While office spaces sit empty and multifamily apartment rents slow, housing in some college markets could be the star student for commercial real estate.
Limited supply and high demand at popular U.S. colleges and universities are fueling sales of student housing properties, which reached a record $22.9 billion in 2022, according to CBRE data reported by the Wall Street Journal.
Student housing rent spiked with a 9 percent year-over-year increase in May 2023, compared to a 2.3 percent increase in multifamily rents over the same period, RealPage said.
Though 2022 saw atypical levels of pent-up demand after the pandemic left campuses deserted, investors like Blackstone are envisioning continued growth, given its $12.8 billion acquisition of American Campus Communities last year.
Blackstone’s co-head of Americas acquisitions told the Journal that demand for college student housing isn’t usually susceptible to major economic fluctuations as people go to school throughout economic ups and downs.
But not every college rental market is experiencing the same growth spurts, some analysts say.
A growing number of students at schools with increasing enrollment — which include universities with high-earning athletic conferences and revered research programs — face a dwindling housing supply following the pandemic. Some schools with insufficient long-term housing supply, like Sarah Lawrence College and the University of San Diego, put up students in hotel rooms as a short-term solution, The Real Deal previously reported.

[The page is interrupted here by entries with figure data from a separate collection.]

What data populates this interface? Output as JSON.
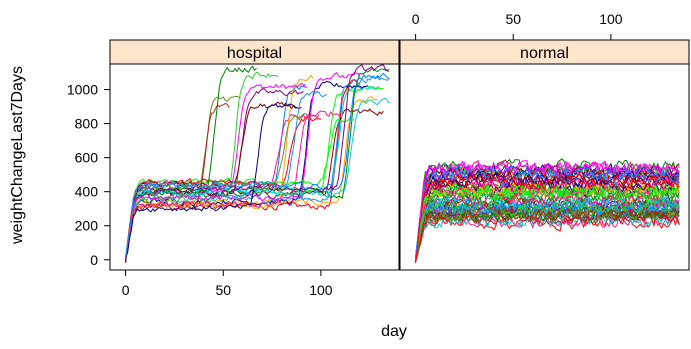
{
  "chart_data": {
    "type": "line",
    "xlabel": "day",
    "ylabel": "weightChangeLast7Days",
    "x_ticks": [
      "0",
      "50",
      "100"
    ],
    "x_tick_values": [
      0,
      50,
      100
    ],
    "y_ticks": [
      "0",
      "200",
      "400",
      "600",
      "800",
      "1000"
    ],
    "y_tick_values": [
      0,
      200,
      400,
      600,
      800,
      1000
    ],
    "xlim": [
      -8,
      140
    ],
    "ylim": [
      -60,
      1150
    ],
    "panels": [
      {
        "name": "hospital",
        "strip_label": "hospital",
        "day_range": [
          0,
          135
        ],
        "baseline_range": [
          300,
          470
        ],
        "n_series": 28,
        "spike_level_range": [
          820,
          1130
        ],
        "spike_onset_range": [
          28,
          112
        ],
        "example_series": [
          {
            "day": [
              0,
              5,
              20,
              30,
              35,
              60
            ],
            "values": [
              20,
              380,
              420,
              880,
              900,
              880
            ]
          },
          {
            "day": [
              0,
              5,
              50,
              58,
              62,
              80
            ],
            "values": [
              10,
              400,
              350,
              900,
              960,
              1010
            ]
          },
          {
            "day": [
              0,
              5,
              80,
              85,
              95,
              100
            ],
            "values": [
              30,
              390,
              420,
              1100,
              1120,
              950
            ]
          },
          {
            "day": [
              0,
              5,
              110,
              115,
              125,
              135
            ],
            "values": [
              0,
              360,
              400,
              950,
              1130,
              880
            ]
          }
        ]
      },
      {
        "name": "normal",
        "strip_label": "normal",
        "day_range": [
          0,
          135
        ],
        "baseline_range": [
          220,
          550
        ],
        "n_series": 60,
        "spike_level_range": null,
        "spike_onset_range": null,
        "example_series": [
          {
            "day": [
              0,
              5,
              50,
              100,
              135
            ],
            "values": [
              0,
              380,
              420,
              400,
              390
            ]
          },
          {
            "day": [
              0,
              5,
              50,
              100,
              135
            ],
            "values": [
              20,
              420,
              300,
              460,
              350
            ]
          }
        ]
      }
    ],
    "series_colors": [
      "#ff00ff",
      "#00ff00",
      "#ff0000",
      "#0080ff",
      "#ffa500",
      "#008000",
      "#8b0000",
      "#00ced1",
      "#800080",
      "#ff1493",
      "#000080",
      "#6b8e23",
      "#1e90ff",
      "#b22222",
      "#32cd32"
    ],
    "strip_color": "#ffe5cc",
    "grid": false,
    "legend": "none"
  }
}
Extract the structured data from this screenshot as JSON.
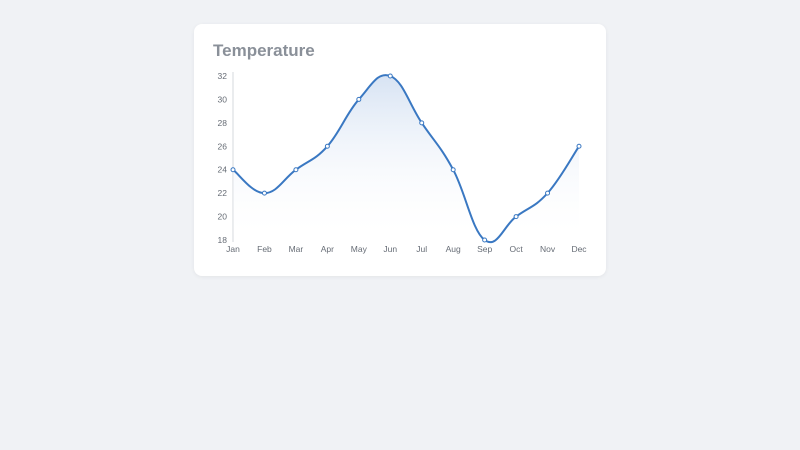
{
  "card": {
    "title": "Temperature"
  },
  "chart_data": {
    "type": "area",
    "title": "Temperature",
    "xlabel": "",
    "ylabel": "",
    "categories": [
      "Jan",
      "Feb",
      "Mar",
      "Apr",
      "May",
      "Jun",
      "Jul",
      "Aug",
      "Sep",
      "Oct",
      "Nov",
      "Dec"
    ],
    "values": [
      24,
      22,
      24,
      26,
      30,
      32,
      28,
      24,
      18,
      20,
      22,
      26
    ],
    "ylim": [
      18,
      32
    ],
    "yticks": [
      18,
      20,
      22,
      24,
      26,
      28,
      30,
      32
    ],
    "grid": false,
    "legend": "none",
    "smooth": true,
    "line_color": "#3a78c2",
    "fill_color": "#dbe6f5"
  }
}
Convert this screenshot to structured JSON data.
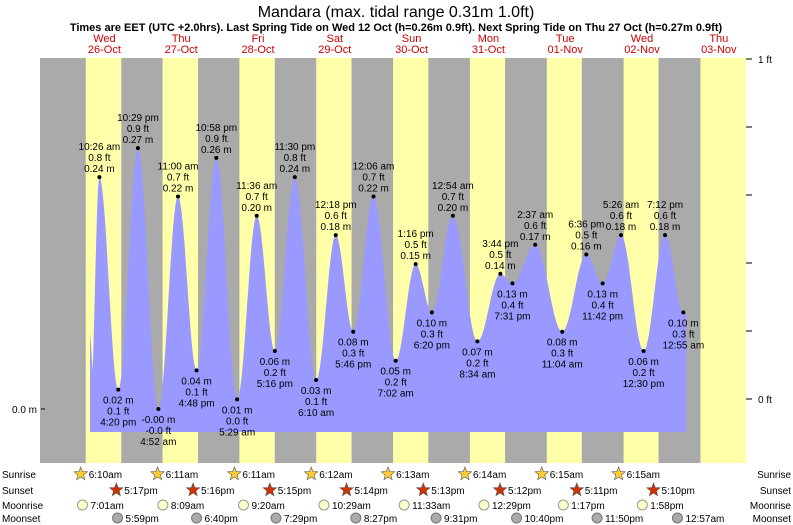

The sector is in good company with the rest of commercial real estate, facing the risk of high interest rates limiting the amount of new construction and subsequent supply. Flattening rents, economic uncertainty and elevated borrowing costs hit the multifamily market earlier this year, when nationwide apartment sales hit a 14-year low.
Though post-pandemic student housing is a “tale of two markets,” JLL’s Elsa Wilson told the Journal, data from the firm show overall student housing is 70 percent preleased for fall 2023, similar to May 2019 levels.